Guilty for its perfect imperfections
Yesterday after the sentencing of Cuyahoga County Board of Elections employees Jaqueline Maiden and Kathleen Dreamer for their part in the rigging of a 2004 ballot recount, a friend called asking my opinion. He wanted to know if I thought that these ladies deserved the sentence they received and if I thought they were covering for their higher ups at the BOE.

Upon further reflection though I think I had it completely backwards - “yes, they deserved the sentences they received;” and “no, I don’t think they were covering for their superiors.”
I came to this later conclusion after considering not only this case, but also the Scooter Libby trial in Washington. In many ways they are similar: government employees caught up in a political web of half truths and blame, the public calling for a scalp to satisfy their lust for vigilante justice and a justice system guilty because of it perfect imperfections.

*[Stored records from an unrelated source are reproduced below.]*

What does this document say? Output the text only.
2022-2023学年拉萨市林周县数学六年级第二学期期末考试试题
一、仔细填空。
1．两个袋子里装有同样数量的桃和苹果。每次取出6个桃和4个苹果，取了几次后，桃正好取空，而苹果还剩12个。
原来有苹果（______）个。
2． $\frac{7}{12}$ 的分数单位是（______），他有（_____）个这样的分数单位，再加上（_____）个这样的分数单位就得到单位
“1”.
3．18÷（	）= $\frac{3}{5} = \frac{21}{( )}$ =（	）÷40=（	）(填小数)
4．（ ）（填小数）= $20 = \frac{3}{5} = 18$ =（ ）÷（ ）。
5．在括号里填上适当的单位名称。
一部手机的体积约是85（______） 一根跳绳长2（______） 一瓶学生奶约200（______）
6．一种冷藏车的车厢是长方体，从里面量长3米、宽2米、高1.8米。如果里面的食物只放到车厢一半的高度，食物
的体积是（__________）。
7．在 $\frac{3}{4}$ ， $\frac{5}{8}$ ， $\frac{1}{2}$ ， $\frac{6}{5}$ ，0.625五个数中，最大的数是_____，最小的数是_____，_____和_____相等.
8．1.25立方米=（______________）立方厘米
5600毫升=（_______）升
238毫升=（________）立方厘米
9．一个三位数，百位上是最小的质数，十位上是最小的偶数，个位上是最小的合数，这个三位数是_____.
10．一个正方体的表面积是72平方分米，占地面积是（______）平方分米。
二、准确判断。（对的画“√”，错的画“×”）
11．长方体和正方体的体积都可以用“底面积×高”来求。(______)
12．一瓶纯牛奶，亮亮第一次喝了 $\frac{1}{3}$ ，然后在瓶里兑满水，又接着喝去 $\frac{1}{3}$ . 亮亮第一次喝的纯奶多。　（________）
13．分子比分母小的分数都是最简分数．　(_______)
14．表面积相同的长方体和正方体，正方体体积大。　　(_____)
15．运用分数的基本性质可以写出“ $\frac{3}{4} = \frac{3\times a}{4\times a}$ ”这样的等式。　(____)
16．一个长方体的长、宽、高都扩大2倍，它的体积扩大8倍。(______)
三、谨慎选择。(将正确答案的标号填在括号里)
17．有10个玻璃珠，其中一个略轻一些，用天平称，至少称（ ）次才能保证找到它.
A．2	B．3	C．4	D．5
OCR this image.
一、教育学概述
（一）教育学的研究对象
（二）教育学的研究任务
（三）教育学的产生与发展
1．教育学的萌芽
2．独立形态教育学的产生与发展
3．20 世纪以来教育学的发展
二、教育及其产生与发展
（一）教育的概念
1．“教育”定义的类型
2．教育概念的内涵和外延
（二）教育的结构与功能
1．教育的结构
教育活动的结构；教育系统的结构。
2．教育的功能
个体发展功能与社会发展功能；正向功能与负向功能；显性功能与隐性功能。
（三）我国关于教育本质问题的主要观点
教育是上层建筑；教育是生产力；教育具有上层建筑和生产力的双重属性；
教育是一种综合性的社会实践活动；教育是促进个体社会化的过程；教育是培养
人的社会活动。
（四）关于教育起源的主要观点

In the CuyCo BOE case we had two middle managment level employees carrying out tasks and procedures that they had often followed previously. In terms of operational controls they were following the Ben Doin (as in ‘we’ve been doing’ it that way forever) manual for ballot handling and counting. From my understanding of the case particulars, their pre-sorting of a ballot sample for a recount does seem rather peculiar, but it was a standard (but unwritten) protocol. When it was discovered through a special investigation / witch hunt that this practice took place, the special prosecutor hoped to use Maiden and Dreamer as a vehicle to get to their superiors at the Board. When no conspiracy could be uncovered the prosecutor attempted to apply pressure on the ladies by offering leniency should they choose to implicate BOE Director Michael Vu and/or Deputy Director Gwen Dillingham. Neither woman was willing to rat on their bosses (nor according to their own testimony could they, because they insisted that Vu and Dillingham were not involved). While the facts of the case pointed an obvious finger of blame at the Director and Deputy Director, no evidence led to such a claim. All during this process, the local (and occasionally national) media fanned the flames of public outrage. Someone would have to pay for this injustice.
At the time of the sentencing Cuyahoga Common Pleas Judge Peter Corrigan proclaimed from the bench, “I can’t help but feel there’s more to this story that we don’t know.”
In the end Maiden and Dreamer would pay for not elaborating on their stories - each with an 18 month sentence.

After the jury passed judgement on Libby’s guilt, a member of the deciding body said in recalling the jury’s deliberations, “what is HE doing here? Where is Rove and all these other guys. … I’m not saying we didn’t think Mr. Libby was guilty of the things we found him guilty of. It seemed like he was, as Mr. Wells [his lawyer] put it, he was the fall guy.”
What’s all of this got to do with the original premise that indeed these defendants received fair verdicts and (in the CuyCo case) sentences (Libby’s sentencing is months away)?
The system did its job. It found wrongdoing, adjudicated it and returned with guilty verdicts.
And it’s this last thing that demonstrates why our justice system is guilty because of its perfect imperfections. While everyone believes that both cases didn’t get to the truth of the matter, both passed judgement based on the facts that were given. The defendants in these cases were all guilty. Unfortunately (for the majority of the public), they’re not the ones who should have been on trial.